A second book in our collection is Wayne County, Ohio Birth Records 1867-1908. The book is divided in two parts. Volume 1 is organized by the father’s last name. In volume 1, the father’s name and mother’s maiden name are listed. Each child that was born to them and that was recorded is listed beneath the father and mother and indented a few spaces. Many of the children do not have names. At the time the birth was recorded, a name had not been given to the child, yet. Also, the compiler of the book lumped children together as being born in the same township. This is not necessary accurate. The researcher would need to refer to the original birth records on microfilm to verify the township in which the child was born. The volume and page number in which the birth was recorded can be found following each child listed.

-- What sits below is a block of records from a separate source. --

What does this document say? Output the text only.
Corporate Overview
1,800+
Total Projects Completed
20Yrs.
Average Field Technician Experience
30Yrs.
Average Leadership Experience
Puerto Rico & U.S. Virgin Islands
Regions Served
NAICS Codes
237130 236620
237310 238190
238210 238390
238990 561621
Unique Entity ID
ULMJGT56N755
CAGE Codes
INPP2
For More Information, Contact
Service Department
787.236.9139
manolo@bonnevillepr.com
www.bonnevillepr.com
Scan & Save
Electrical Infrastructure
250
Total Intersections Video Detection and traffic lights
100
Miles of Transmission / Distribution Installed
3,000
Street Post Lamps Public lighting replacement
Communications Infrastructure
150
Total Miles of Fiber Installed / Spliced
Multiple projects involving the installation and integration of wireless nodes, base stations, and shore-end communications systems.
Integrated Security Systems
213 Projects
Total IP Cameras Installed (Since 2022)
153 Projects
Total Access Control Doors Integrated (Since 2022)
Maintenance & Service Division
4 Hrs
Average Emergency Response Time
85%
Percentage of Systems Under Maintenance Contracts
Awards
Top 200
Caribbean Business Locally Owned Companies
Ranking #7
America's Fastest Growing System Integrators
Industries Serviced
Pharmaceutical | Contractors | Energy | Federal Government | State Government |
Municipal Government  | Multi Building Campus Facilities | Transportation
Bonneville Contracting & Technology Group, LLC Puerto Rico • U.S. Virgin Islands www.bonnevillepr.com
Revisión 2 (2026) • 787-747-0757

Volume 2 of the book covers the delayed births. In the 1930s when Social Security came into effect, many individuals did not have actual birth records to prove their birth date. They would need to have someone write a letter verifying the applicant’s birth date. We do not have the original delayed birth records in our department.
Internal Databases[edit | edit source]
Births Recorded in Newspapers[edit | edit source]
Many births may be found recorded in local newspapers. These are normally found in the social pages.
Apprenticeships[edit | edit source]
- Often times researchers may discover birth and parental information in apprenticeships. Early Wayne County, Ohio apprenticeships may be found in the Wayne County, Ohio Land Deeds volume 5. In addition, in the first few issues of "Our Wayne County Heritage," the Genealogical Section of the Wayne County Historical Society abstracted many of the apprenticeships.
Marriages[edit | edit source]
- Beginning in late 1898 in Wayne County, Ohio parents' names of the bride and groom to be married were given on the application. A few years later, the marriage records also indicated the approximate age of the bride and groom.
Contact Information[edit | edit source]
In December 1908, the state health department mandated the recording of birth records. There was a preprinted form that was used to standardize the recording of the births. Our department does not have birth records after 1908. The researcher would need to contact the county Health Department in which the individual was born or the State Health Department to obtain a copy of the birth record.
Wayne County Health Department
Vital Records Administration
c/o Vital Records Registrar
203 South Walnut Street
Wooster, OH 44691
Ohio Department of Health
225 Neilston Street
P.O. Box 15098
Columbus, OH 43215-0098
Beginning in 2003, Ohio no longer issues non-certified copies of birth records. It is necessary to have a certified copy. Contact the county or state health department to determine the most current price.
The dates 1867 and 1908 are specific for Ohio. Other states may have recorded births earlier or later. Do a Google search for the county and/or state health department of interest, or you can visit the Vital Records website.
Many times, birth announcements will be made in the local newspapers. Do not overlook this as another resource.